Apart from varying degrees of commitment from owners, the restaurant circuit also suffered drawbacks like lack of imagination and innovation because many operators did not keep abreast of changing trends.

Mr Debono stressed the committee believed some form of safeguard had to be introduced so that ‘cowboys’ were not issued with licences to run restaurants. It was also proposing a basic administrative short course be run for aspiring restaurant operators.

Good quality waiting staff are also hard to come by, particularly because they were considered to have less glamorous roles than kitchen staff, and many are part-timers who came from other industries.

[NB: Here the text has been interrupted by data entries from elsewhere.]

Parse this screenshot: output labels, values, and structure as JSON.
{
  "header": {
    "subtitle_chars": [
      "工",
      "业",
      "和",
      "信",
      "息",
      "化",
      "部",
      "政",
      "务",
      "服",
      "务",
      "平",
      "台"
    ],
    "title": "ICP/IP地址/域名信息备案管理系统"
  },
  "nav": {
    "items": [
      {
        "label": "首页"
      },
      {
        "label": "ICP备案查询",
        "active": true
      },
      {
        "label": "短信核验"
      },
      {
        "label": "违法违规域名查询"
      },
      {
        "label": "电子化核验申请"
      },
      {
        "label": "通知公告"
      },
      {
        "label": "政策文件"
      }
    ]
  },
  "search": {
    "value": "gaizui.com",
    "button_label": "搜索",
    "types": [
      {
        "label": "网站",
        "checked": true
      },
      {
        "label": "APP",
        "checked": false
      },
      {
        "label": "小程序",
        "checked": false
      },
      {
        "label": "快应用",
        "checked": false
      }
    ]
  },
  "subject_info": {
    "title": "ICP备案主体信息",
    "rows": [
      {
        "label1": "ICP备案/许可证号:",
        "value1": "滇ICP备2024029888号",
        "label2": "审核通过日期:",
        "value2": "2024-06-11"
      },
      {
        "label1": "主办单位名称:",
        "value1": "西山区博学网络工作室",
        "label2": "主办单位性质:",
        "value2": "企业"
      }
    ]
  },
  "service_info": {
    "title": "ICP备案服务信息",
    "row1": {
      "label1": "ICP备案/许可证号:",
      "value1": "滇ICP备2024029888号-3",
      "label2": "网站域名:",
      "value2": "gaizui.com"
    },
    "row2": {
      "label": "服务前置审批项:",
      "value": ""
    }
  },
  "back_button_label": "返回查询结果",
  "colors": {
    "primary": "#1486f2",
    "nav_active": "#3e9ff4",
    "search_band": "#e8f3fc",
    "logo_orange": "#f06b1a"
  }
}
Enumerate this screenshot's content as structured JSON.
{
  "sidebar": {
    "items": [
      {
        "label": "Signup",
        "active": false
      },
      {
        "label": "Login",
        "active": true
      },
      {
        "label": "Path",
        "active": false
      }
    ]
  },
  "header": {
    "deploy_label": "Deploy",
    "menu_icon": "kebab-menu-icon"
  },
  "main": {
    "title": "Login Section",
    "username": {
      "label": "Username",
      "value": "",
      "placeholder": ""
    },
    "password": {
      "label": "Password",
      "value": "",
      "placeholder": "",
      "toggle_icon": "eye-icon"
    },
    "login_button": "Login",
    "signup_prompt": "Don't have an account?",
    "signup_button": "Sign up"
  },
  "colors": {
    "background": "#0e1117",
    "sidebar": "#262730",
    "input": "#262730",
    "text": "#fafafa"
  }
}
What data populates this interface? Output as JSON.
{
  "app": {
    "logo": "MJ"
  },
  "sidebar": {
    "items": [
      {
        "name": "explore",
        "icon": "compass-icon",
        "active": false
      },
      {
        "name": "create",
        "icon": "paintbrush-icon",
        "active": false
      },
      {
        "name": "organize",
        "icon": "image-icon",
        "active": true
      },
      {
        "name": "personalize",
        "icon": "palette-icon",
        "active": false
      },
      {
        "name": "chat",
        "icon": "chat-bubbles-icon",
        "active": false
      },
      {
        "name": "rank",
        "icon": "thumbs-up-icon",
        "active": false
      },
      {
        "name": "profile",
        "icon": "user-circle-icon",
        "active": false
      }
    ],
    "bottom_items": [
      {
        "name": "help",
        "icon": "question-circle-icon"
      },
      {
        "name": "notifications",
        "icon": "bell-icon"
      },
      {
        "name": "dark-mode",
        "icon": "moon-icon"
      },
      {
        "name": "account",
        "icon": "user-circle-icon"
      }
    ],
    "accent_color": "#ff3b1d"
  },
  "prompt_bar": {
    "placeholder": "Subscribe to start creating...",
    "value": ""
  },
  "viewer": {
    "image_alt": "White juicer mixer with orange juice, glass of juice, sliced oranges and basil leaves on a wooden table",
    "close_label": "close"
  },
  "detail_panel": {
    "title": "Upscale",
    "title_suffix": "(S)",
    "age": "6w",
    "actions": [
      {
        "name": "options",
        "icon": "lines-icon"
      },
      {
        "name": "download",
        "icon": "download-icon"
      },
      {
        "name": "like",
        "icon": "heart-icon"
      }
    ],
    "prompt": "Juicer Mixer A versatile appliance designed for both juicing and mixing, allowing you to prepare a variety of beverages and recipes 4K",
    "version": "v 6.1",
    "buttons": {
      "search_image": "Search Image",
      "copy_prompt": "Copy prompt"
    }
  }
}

Mr Debono said the Institute of Tourism Studies’ chairman Claire Zammit Xuereb and the new director Adrian Mamo had been very receptive to the committee’s proposals to address waiting staff shortcomings. Entry requirements for some ITS courses next year will be adjusted to encourage prospective waiting staff to enrol. The committee has suggested a short course on basic skills such as customer care, telephone manners, and serving techniques be introduced to raise waiting standards.

Meanwhile, Mr Debono said the restaurants sector action committee hoped around eight of Malta’s finest restaurants submitted a request for participation to kickstart the ‘MHRA Recommended’ scheme.